On Apr 3, 2009, at 1:23 PM, Peter DeVries wrote:
[...] 3) LSIDs increase the implementation costs significantly beyond the costs required for domain registration and a web server.
I think you'll find plenty of people who will argue that the cost of minting persistent GUIDs is much higher than the cost of a web server and domain registration in any event, and that it might be a Good Thing(tm) if an identifier system doesn't pretend otherwise.
[...] 4) Tim Berners-Lee feels that LSIDs are unnecessary, and after spending several years looking at this issue I think he is right. Even if TBL is wrong, you have positioned yourself for an uphill battle for adoption.
He has been wrong before. More to the point, I don't think this has to matter. In 1998 he would have probably said that DOIs are unnecessary. They may indeed be, from a technological standpoint, but from a social and business (sustainability) standpoint they've clearly been hugely successful. So I think the question that matters much more is, is there (or will there be) a similar ecosystem and environment for LSIDs that will make them equally useful. That's what I'm less sure about.

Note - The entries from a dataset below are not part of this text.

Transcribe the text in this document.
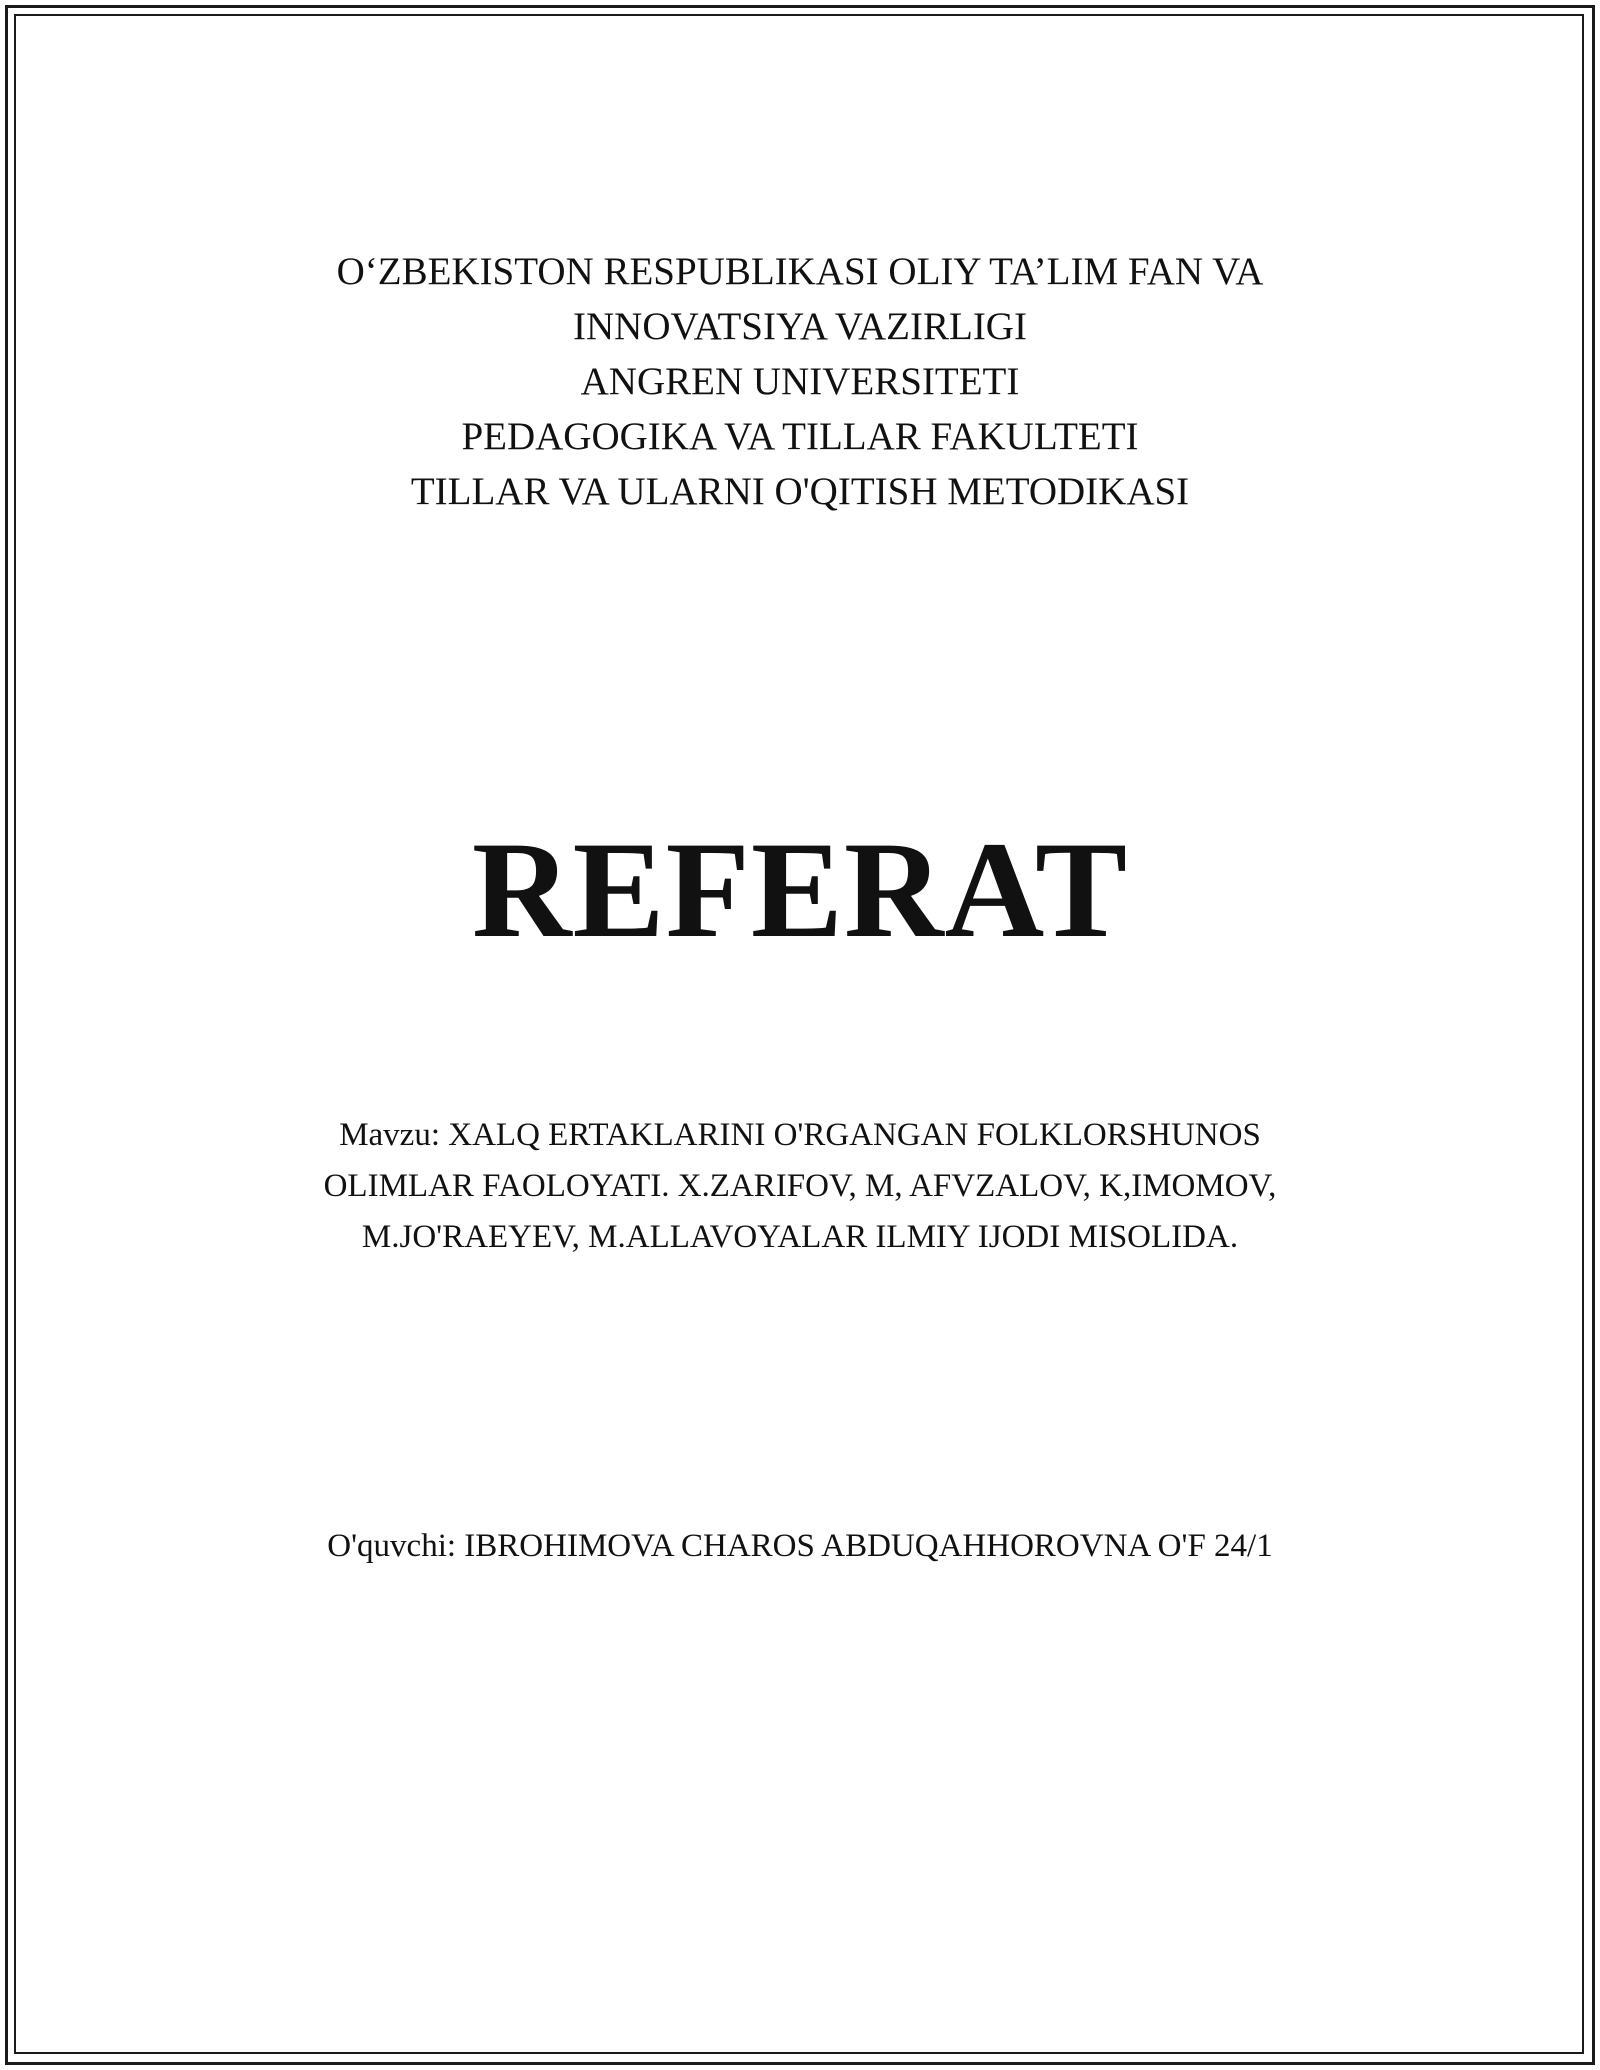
O‘ZBEKISTON RESPUBLIKASI OLIY TA’LIM FAN VA
INNOVATSIYA VAZIRLIGI
ANGREN UNIVERSITETI
PEDAGOGIKA VA TILLAR FAKULTETI
TILLAR VA ULARNI O'QITISH METODIKASI
REFERAT
Mavzu: XALQ ERTAKLARINI O'RGANGAN FOLKLORSHUNOS
OLIMLAR FAOLOYATI. X.ZARIFOV, M, AFVZALOV, K,IMOMOV,
M.JO'RAEYEV, M.ALLAVOYALAR ILMIY IJODI MISOLIDA.
O'quvchi: IBROHIMOVA CHAROS ABDUQAHHOROVNA O'F 24/1
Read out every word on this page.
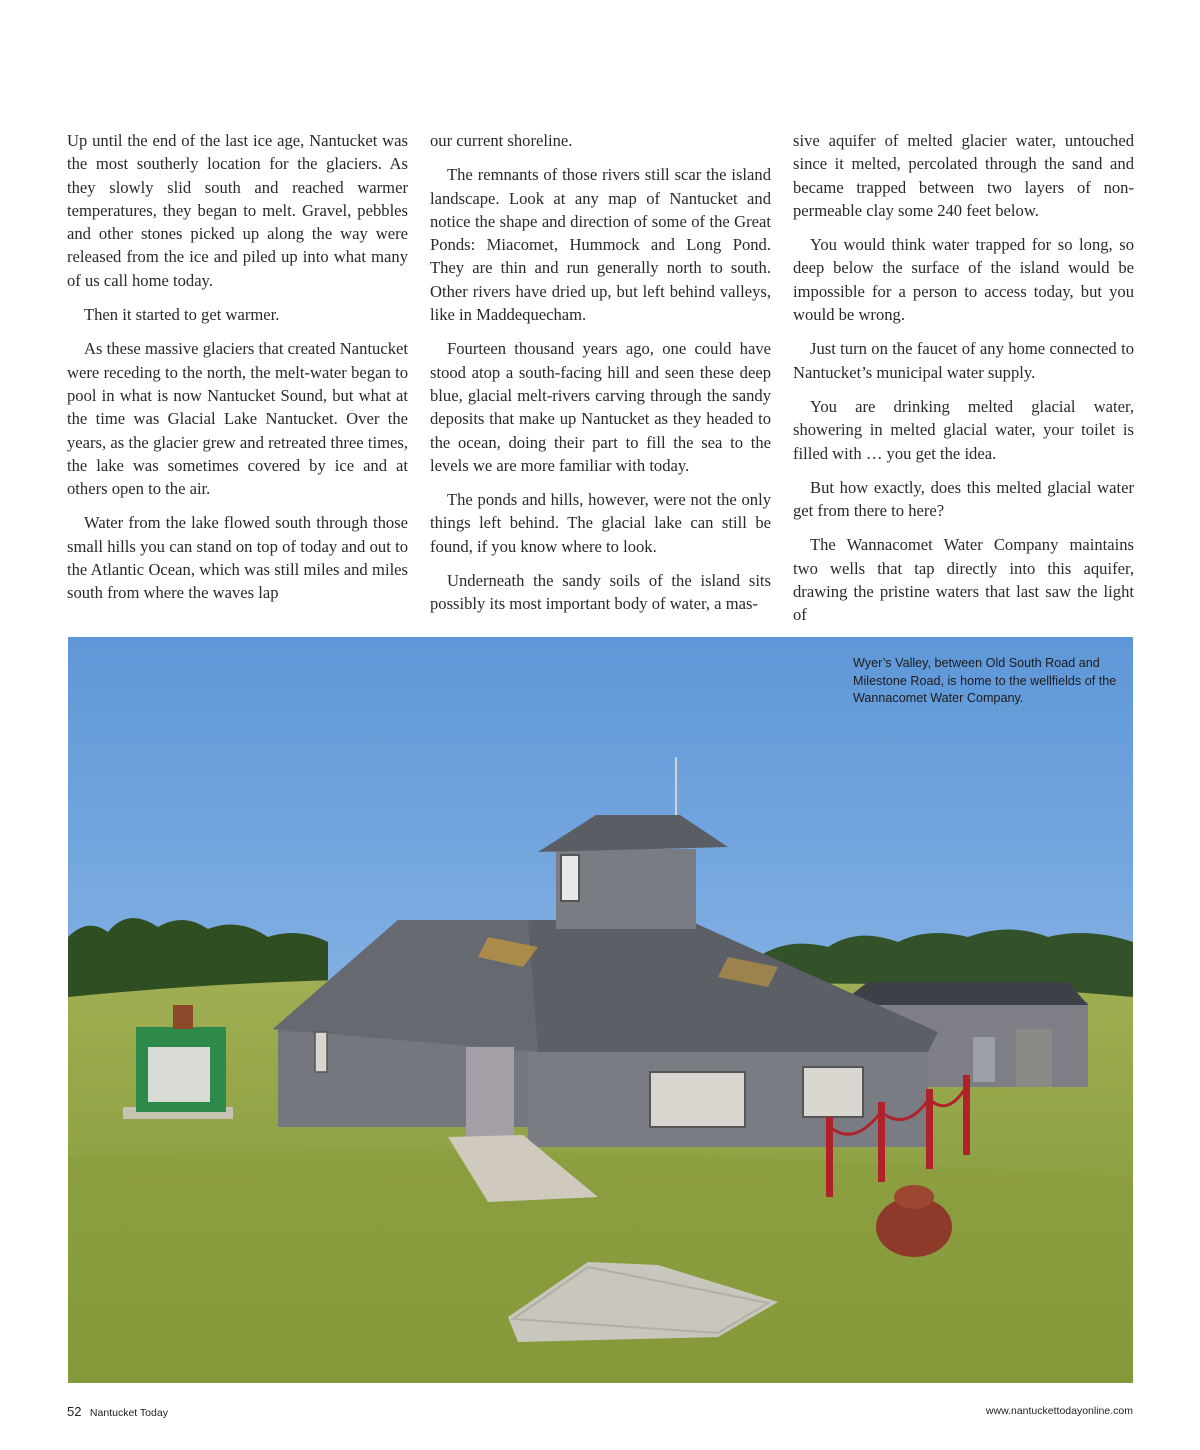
Up until the end of the last ice age, Nantucket was the most southerly location for the glaciers. As they slowly slid south and reached warmer temperatures, they began to melt. Gravel, pebbles and other stones picked up along the way were released from the ice and piled up into what many of us call home today.

Then it started to get warmer.

As these massive glaciers that created Nantucket were receding to the north, the melt-water began to pool in what is now Nantucket Sound, but what at the time was Glacial Lake Nantucket. Over the years, as the glacier grew and retreated three times, the lake was sometimes covered by ice and at others open to the air.

Water from the lake flowed south through those small hills you can stand on top of today and out to the Atlantic Ocean, which was still miles and miles south from where the waves lap

our current shoreline.

The remnants of those rivers still scar the island landscape. Look at any map of Nantucket and notice the shape and direction of some of the Great Ponds: Miacomet, Hummock and Long Pond. They are thin and run generally north to south. Other rivers have dried up, but left behind valleys, like in Maddequecham.

Fourteen thousand years ago, one could have stood atop a south-facing hill and seen these deep blue, glacial melt-rivers carving through the sandy deposits that make up Nantucket as they headed to the ocean, doing their part to fill the sea to the levels we are more familiar with today.

The ponds and hills, however, were not the only things left behind. The glacial lake can still be found, if you know where to look.

Underneath the sandy soils of the island sits possibly its most important body of water, a mas-

sive aquifer of melted glacier water, untouched since it melted, percolated through the sand and became trapped between two layers of non-permeable clay some 240 feet below.

You would think water trapped for so long, so deep below the surface of the island would be impossible for a person to access today, but you would be wrong.

Just turn on the faucet of any home connected to Nantucket’s municipal water supply.

You are drinking melted glacial water, showering in melted glacial water, your toilet is filled with … you get the idea.

But how exactly, does this melted glacial water get from there to here?

The Wannacomet Water Company maintains two wells that tap directly into this aquifer, drawing the pristine waters that last saw the light of

Wyer’s Valley, between Old South Road and Milestone Road, is home to the wellfields of the Wannacomet Water Company.
52 Nantucket Today	www.nantuckettodayonline.com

Also, I think we ought not to confuse one use-case for GUIDs (such as linked data) with the requirements for an identifier system for biodiversity.
-hilmar
BTW if anyone feels this is a long discussion that has been had before, check out the thread that begins with "registering info: uris" on the Code4Lib list (http://www.mail-archive.com/code4lib% 40listserv.nd.edu/) It turns out they struggle with similar questions (and also not for the first time), except in a library context, which might be much closer to a museum context than a semweb research community.